Stop Putting out Fires: Fix the System
- Lisa McCurdy

- Mar 5
- 3 min read
If Everything Feels Urgent… chances are nothing actually is.
You Don’t Have a Priority Problem — You Have a System Problem

When every email, Slack message, project, and client request feels like it needs attention right now, your team isn’t dealing with a priority problem — you’re dealing with a system problem.
And here’s the truth: urgency doesn’t just happen overnight. It slowly becomes part of the company culture when there’s a lack of clarity, structure, and accountability.
The good news? Once you identify the root cause, it’s completely fixable.
Let’s break it down.
Why Urgency Becomes the Culture
In many organizations, urgency starts with good intentions. Leaders are passionate. Teams care deeply. Everyone wants to serve customers and move fast.
But without a clear operating structure, something subtle begins to happen:
Everything becomes a “top priority”
Deadlines are unclear
Teams react instead of plan
Leaders jump in to solve every problem
Eventually, the loudest issue wins the day.

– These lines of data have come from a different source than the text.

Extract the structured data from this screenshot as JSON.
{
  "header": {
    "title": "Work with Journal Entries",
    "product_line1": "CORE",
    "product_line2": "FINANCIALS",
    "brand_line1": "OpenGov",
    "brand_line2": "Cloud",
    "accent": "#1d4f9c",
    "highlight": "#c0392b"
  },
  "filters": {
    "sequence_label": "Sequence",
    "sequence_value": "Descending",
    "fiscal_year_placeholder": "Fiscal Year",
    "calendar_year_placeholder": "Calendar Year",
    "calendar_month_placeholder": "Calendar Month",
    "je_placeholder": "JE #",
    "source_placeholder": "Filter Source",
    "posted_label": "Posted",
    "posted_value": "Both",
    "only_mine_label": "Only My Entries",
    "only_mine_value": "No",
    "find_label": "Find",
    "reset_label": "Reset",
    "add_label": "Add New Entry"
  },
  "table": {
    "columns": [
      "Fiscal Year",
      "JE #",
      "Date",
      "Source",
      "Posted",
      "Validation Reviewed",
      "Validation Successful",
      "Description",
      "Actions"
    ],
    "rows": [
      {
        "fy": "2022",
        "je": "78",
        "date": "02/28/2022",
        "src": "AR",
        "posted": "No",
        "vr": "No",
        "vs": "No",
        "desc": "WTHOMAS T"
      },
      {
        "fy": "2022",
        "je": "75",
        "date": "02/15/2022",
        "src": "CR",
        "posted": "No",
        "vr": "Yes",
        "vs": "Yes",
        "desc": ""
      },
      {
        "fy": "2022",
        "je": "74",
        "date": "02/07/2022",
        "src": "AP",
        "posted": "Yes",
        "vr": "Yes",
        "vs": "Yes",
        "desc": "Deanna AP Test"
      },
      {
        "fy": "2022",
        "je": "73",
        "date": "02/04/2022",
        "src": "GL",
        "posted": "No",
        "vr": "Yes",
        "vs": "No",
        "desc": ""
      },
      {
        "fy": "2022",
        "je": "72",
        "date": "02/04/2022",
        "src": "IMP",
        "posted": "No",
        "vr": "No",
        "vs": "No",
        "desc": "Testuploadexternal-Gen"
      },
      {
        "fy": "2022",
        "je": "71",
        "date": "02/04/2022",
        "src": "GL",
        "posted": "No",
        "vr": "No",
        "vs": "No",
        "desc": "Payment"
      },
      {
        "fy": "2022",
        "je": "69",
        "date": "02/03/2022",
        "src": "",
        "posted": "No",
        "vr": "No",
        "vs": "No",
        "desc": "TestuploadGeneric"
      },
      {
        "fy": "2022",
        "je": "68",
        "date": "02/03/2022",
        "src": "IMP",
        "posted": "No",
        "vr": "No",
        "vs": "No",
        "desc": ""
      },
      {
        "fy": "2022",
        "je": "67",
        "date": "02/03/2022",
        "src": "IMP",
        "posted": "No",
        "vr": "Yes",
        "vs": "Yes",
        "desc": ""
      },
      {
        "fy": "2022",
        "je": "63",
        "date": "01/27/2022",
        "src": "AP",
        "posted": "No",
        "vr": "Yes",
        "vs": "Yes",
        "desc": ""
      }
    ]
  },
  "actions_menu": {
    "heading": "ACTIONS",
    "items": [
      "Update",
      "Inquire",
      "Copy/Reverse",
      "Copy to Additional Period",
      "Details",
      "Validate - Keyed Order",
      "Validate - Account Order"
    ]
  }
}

Instead of working on the most important priorities, teams end up working on whatever feels most urgent in the moment. And that creates chaos.
Systems are the difference between spinning your wheels and making meaningful progress.
Lack of Clarity Fuels Chaos
When priorities feel overwhelming, the first place to look is clarity.
Many teams think they’ve communicated expectations clearly… but when you dig deeper, you’ll often find:
Goals that live only in conversations
Assignments that were never documented
Projects without measurable milestones
Team members unsure of what success actually looks like
Clarity requires written structure.
That means ensuring:
All assignments are clearly documented
Goals have measurable outcomes
Milestones are defined and achievable
Everyone understands who owns what
Once that clarity exists, something important has to happen next:
The Visionary must let go.
Delegation only works when leaders trust their team to execute. If the structure is clear and the right person owns the outcome, micromanaging only creates confusion and bottlenecks.
Clear expectations + trust = real progress.
Right People, Right Seats
If problems continue even after expectations are clarified, it’s time to evaluate your people structure.
One of the most important questions leaders can ask is:
Do we have the right people in the right seats?
When evaluating a role, consider three key factors:
Do they get it? Does the person understand the role and what success looks like?
Do they want it? Is the person genuinely motivated to do the work?
Do they have the capacity to do it? Does the person have the time, skills, and emotional bandwidth required?
If the answer to all three is yes, the next step is coaching and development.
But if the answer is consistently no, the problem may not be the process — it may be the person in the seat.
That’s when leaders must have the difficult conversation. Keeping the wrong person in the wrong seat doesn’t help them, the team, or the business.
Build a Weekly Prioritization Framework
Once you’ve clarified expectations and confirmed the right person is in the role, the next step is creating a consistent feedback loop.
This is where many organizations finally break the urgency cycle.
A strong weekly framework allows leaders to:
Review priorities
Check progress toward milestones
Identify issues early
Keep everyone aligned
Think of it as a weekly alignment system, not just another meeting.
The goal is simple: ensure everyone stays focused on what actually matters.
Accountability Matters
Structure without accountability won’t solve the problem.
If milestones or deadlines are consistently missed, there must be a response.
One effective approach is implementing a Performance Improvement Plan (PIP) with a clear 30-day timeline for improvement.
This provides:
Clear expectations
Defined milestones
Support and coaching
A fair opportunity for improvement
Accountability isn’t about punishment — it’s about creating a system where everyone knows what success looks like and how to achieve it.
The Bottom Line
When everything feels urgent, it’s rarely a time management issue.
It’s usually a sign that your business needs:
Clear goals
Documented processes
The right people in the right seats
A weekly prioritization system
Consistent accountability
Once those systems are in place, urgency fades — and focus takes its place.
That’s when real traction begins.
If your business constantly feels reactive instead of strategic, it may be time to step back and evaluate the systems supporting your team. With the right structure, urgency no longer drives your business — clarity does.